Salin Artikel

Politisi Mengontrol Palu Hakim Konstitusi

Pemberhentian Aswanto tidak hanya menyisahkan kontroversi, juga cacat prosedur. Surat pemberitahuan yang disampaikan oleh Mahkamah Konstitusi kepada DPR itu adalah surat pemberitahuan mengenai jabatan hakim konstitusi setelah perubahan ketiga UU MK.

Surat MK ke DPR hanya sekadar surat pemberitahuan sebagaimana surat MK ke Presiden dan Mahkamah Agung. Dari ketiga lembaga itulah hakim konstitusi diusulkan.

Rupa-rupanya, surat pemberitahuan itu dimaknai sebagai surat evaluasi bagi kinerja hakim MK yang diusulkan oleh DPR.

Untuk itu, Komisi III DPR melakukan rapat marathon. Dalam waktu sekejap, tanggal 29 September 2022, Guntur Hamzah dipanggil masuk ke ruang sidang Komisi Hukum itu.

Dalam Paripurna DPR bertanya kesiapan Guntur menggantikan Aswanto di sidang kilat itu. Hari itu juga Aswanto diberhentikan.

DPR berkirim surat ke Presiden untuk menindaklanjuti keputusan Paripurna Dewan. Surat pemberitahuan pergantian hakim yang dikirim DPR cacat prosedur.

Seharusnya surat pemberhentian hakim dikirim oleh MK ke Presiden, bukan oleh DPR. Tetapi rupanya Presiden setuju dengan pergantian itu. Dengan menabrak prosedur pergantian hakim, Presiden menerbitkan surat keputusan pemberhentian Aswanto dan pengangkatan Guntur.

Setelah pemberhentian Aswanto, kesannya MK bukan lagi "dipilih oleh" DPR, Presiden dan MA, melainkan dipilih "dipilih dari".

Artinya lembaga pengusul yang punya "saham" di MK. Maka keputusan MK harus menguntungkan pemegang saham.

Dari pengalaman yang menimpa Aswanto, MK sudah berada diujung tanduk, lembaga ini sedang dilemahkan.

Pelemahan institusional belakangan ini dilakukan dengan cara-cara yang cukup vulgar, yaitu melalui perubahan aturan undang-undang. Hal itu terjadi pada KPK dan sekarang sedang diupayakan ke Bank Indonesia dan Otoritas Jasa Keuangan.
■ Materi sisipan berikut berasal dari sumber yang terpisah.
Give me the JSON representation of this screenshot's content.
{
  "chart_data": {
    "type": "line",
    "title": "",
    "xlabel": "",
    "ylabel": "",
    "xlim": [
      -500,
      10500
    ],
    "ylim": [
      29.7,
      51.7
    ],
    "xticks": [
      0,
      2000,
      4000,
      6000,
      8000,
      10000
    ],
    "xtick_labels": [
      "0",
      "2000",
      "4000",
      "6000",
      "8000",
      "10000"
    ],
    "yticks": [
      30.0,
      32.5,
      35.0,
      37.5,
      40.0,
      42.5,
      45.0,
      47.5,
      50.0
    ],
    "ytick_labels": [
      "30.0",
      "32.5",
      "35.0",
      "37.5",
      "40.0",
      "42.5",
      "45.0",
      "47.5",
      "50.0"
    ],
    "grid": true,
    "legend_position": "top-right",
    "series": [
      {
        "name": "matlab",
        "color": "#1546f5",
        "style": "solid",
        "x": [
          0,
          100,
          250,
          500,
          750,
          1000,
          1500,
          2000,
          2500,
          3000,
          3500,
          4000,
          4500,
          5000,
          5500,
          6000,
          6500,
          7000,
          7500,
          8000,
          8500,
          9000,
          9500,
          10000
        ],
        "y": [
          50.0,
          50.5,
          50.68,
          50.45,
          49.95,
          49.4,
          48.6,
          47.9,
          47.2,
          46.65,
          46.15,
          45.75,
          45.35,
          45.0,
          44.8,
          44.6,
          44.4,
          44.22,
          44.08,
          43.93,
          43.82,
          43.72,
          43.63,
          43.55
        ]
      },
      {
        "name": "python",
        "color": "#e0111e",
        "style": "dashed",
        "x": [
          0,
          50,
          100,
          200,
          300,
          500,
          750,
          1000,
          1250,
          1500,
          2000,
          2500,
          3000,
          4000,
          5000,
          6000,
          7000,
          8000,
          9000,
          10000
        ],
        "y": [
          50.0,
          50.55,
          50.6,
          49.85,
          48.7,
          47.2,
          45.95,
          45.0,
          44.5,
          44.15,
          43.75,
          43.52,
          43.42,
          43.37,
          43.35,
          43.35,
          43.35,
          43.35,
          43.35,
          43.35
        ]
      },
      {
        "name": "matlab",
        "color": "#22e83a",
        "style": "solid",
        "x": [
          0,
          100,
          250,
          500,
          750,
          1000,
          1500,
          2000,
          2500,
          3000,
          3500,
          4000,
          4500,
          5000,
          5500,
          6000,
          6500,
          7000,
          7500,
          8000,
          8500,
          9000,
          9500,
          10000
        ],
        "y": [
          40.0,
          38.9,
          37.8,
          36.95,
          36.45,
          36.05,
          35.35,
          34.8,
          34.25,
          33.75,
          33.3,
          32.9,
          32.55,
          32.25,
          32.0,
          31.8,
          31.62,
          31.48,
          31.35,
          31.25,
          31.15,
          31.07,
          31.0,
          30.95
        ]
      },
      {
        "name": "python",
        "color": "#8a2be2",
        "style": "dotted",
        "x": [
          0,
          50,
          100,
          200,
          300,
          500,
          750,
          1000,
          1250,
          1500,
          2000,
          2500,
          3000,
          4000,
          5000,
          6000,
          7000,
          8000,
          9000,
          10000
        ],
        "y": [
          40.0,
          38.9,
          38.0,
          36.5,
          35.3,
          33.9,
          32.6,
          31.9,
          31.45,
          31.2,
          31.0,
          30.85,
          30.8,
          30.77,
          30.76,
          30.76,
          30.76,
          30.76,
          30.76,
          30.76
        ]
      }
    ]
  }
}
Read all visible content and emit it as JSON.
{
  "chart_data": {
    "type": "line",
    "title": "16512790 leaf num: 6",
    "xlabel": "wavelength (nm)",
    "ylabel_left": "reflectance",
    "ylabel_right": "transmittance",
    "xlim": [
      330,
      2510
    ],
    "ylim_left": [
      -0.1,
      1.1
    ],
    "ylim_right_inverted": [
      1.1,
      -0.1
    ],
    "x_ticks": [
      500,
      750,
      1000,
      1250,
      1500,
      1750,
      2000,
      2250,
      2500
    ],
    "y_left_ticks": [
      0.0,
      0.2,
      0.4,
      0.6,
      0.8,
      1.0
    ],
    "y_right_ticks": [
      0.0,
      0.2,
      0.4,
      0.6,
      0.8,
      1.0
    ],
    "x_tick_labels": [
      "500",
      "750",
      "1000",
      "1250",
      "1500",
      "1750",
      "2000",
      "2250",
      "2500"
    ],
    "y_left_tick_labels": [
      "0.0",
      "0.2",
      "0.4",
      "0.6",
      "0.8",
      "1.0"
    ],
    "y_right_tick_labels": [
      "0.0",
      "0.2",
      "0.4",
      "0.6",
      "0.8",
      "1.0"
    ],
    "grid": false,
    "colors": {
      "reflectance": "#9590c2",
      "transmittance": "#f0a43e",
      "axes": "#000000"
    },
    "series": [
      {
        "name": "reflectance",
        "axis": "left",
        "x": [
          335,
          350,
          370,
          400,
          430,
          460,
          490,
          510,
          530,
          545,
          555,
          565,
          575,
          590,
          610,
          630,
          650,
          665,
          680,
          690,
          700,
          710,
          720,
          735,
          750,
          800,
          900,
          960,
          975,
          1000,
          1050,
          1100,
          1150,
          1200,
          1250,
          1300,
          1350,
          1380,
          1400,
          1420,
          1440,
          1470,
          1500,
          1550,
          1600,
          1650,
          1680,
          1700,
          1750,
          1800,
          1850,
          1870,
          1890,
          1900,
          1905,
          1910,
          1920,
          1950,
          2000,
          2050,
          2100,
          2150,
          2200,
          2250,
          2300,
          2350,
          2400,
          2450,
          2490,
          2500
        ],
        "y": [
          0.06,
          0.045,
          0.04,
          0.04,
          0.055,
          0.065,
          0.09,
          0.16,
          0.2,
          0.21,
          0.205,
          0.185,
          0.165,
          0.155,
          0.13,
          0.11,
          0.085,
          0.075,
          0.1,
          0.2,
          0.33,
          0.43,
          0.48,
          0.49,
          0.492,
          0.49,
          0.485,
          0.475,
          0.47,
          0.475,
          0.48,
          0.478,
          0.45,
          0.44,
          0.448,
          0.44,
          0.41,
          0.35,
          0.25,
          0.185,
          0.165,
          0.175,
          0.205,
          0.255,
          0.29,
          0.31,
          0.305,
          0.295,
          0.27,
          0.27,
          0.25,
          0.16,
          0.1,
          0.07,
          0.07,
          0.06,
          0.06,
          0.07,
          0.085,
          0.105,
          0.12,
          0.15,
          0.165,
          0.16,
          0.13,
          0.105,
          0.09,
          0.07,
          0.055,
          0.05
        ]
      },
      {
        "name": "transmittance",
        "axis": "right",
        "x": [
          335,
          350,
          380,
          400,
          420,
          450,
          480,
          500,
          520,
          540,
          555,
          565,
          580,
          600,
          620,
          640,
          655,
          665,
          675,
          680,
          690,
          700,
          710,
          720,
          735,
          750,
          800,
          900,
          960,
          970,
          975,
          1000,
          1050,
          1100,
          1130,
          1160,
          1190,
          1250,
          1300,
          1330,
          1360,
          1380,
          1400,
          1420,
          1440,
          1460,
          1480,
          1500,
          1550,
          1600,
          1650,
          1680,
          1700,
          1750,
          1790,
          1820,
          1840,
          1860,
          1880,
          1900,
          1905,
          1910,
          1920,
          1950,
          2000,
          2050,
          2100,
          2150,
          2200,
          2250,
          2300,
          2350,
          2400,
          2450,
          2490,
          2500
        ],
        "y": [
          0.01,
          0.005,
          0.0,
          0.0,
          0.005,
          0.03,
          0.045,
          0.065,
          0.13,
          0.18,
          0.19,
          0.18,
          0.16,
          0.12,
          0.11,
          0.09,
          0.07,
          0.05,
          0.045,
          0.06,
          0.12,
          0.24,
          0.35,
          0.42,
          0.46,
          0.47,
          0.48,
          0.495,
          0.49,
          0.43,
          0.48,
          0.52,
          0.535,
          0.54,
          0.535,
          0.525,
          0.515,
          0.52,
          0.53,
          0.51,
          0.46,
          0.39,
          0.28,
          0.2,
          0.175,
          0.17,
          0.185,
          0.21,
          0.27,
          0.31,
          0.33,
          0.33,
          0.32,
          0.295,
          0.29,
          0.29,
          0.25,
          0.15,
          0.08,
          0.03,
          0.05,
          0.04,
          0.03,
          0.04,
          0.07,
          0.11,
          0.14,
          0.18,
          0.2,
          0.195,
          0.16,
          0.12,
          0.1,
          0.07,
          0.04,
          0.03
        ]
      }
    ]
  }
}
Caranya sama, mengubah undang-undang dengan melucuti independensi lembaga-lembaga itu baik dengan cara yang kasar seperti dilakukan pada KPK, maupun dengan cara yang lebih halus seperti membuka kemungkinan masuknya orang-orang partai politik atau mengubah norma dengan menambahkan klausul baru mengenai pengisian jabatan seperti yang hendak dilakukan pada MK sekarang ini.

Fenomena ini mirip dengan cara penguasa-penguasa tiran mengakumulasi kekuasaan untuk memperluas pengaruhnya, bahkan antarcabang kekuasaan.

Tujuannya adalah: pertama dengan mengontrol lembaga-lembaga inti, kedua melucuti independensi lembaga-lembaga tersebut.

Mengontrol Mahkamah

Setelah menendang Aswanto, kini tersebar kabar bahwa Presiden dan DPR akan melakukan amandemen ke empat UU Mahkamah Konstitusi. Beberapa pasal dalam draf RUU perubahan itu telah dibuat.

Sekarang beredar kabar, bahwa DPR sedang mempersiapkan perubahan ketiga UU MK. Dalam draft RUU perubahan itu mengatur tentang evaluasi bagi hakim konstitusi tiap lima tahun, atau apabila ada laporan masyarakat mengenai kinerja hakim konstitusi, lembaga pengusul dapat mengevaluasi hakim konstitusi kapanpun.

Dalam rencana perubahan itu, terdapat pasal baru yang akan disisipkan. Dalam bahasa yang kritis, pasal yang diselundupkan.

Yaitu pasal 27C yang memberikan kewenangan kepada lembaga, yakni DPR, Presiden dan Mahkamah Agung sebagai pengusul untuk melakukan evaluasi terhadap Hakim MK.

Mekanisme evaluasi seperti ini tidak dikenal dalam mekanisme chek and balances antar tiga cabang kekuasaan (legislatif, eksekutif, yudikatif).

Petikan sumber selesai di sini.